Forgive me Father for I have sinned, it has been six months since my last blog.
That's what project controllers call a critical milestone. Infant mortality amongst blogs is quite Mediaeval: most die within their first six months. I was going great guns from June until Christmas and then it didn't so much die as fall asleep. But now, just when it was about to be declared officially deceased, it has risen from the grave like Lazarus when his old mate Jesus came calling.
To what should we attribute this sudden return to life? To understand that, we have first to consider what caused the hiatus. Hitting the wall after six months is common enough to be a well recognised phenomenon but the causes may be as varied as the bloggers who experience it.
I have always worked to a rhythm that goes in cycles of a few months. I have learned that it is futile to fight against this rhythm. Daily routine may partly cover it over, at least in the office: but not when it comes to the creative processes, which depend upon internally generated forces.
This is not writer's block (except perhaps in the same way that various poorly understood mental disorders tend to be lumped together and called senility). Apart from anything else, there is also the simple matter of running out of things to say.
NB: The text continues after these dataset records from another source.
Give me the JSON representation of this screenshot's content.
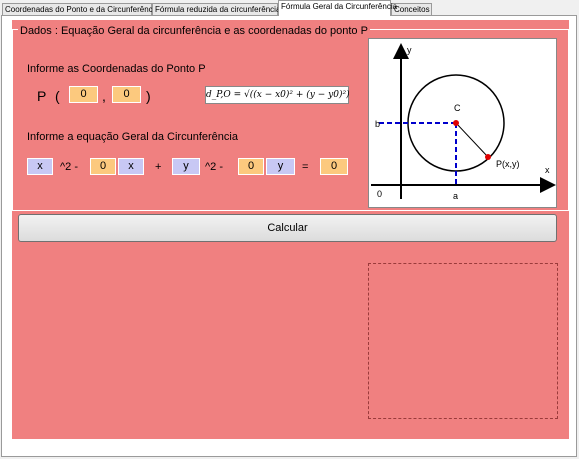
{
  "tabs": [
    {
      "label": "Coordenadas do Ponto e da Circunferência"
    },
    {
      "label": "Fórmula reduzida da circunferência"
    },
    {
      "label": "Fórmula Geral da Circunferência"
    },
    {
      "label": "Conceitos"
    }
  ],
  "group_title": "Dados : Equação Geral da circunferência e as coordenadas do ponto P",
  "point": {
    "heading": "Informe as Coordenadas do Ponto P",
    "name": "P",
    "open": "(",
    "comma": ",",
    "close": ")",
    "x0": "0",
    "y0": "0"
  },
  "distance_formula": "d_P,O = √((x − x0)² + (y − y0)²)",
  "equation": {
    "heading": "Informe a equação Geral da Circunferência",
    "x_var": "x",
    "pow1": "^2 -",
    "coef_x": "0",
    "x_var2": "x",
    "plus": "+",
    "y_var": "y",
    "pow2": "^2 -",
    "coef_y": "0",
    "y_var2": "y",
    "equals": "=",
    "rhs": "0"
  },
  "diagram_labels": {
    "y_axis": "y",
    "x_axis": "x",
    "center": "C",
    "point": "P(x,y)",
    "b": "b",
    "a": "a",
    "origin": "0"
  },
  "button_label": "Calcular",
  "colors": {
    "panel": "#f08080",
    "input_orange": "#fcc97e",
    "input_lavender": "#c8c8f4"
  }
}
One of the most sickening feelings to beset any writer is the realisation that some ideas are not big enough to expand a short story into a novel, which was always a risk with my current book.
So there I was, struggling to know what to say next, when life dealt me a sharp jolt that got the creative juices flowing again. There is nothing quite like a seriously ill child to reset one's perspectives and make one see clearly what is important and what is not. It may be grotesque for motivation to be rekindled in this way but then it is not a matter of choice.
The Great Corporate Novel will yet rise out of the original ideas in my short story, "Aide Memoire": but it is time for it to take on a broader perspective that encompasses more of the rich absurdities of office life. Watch this space.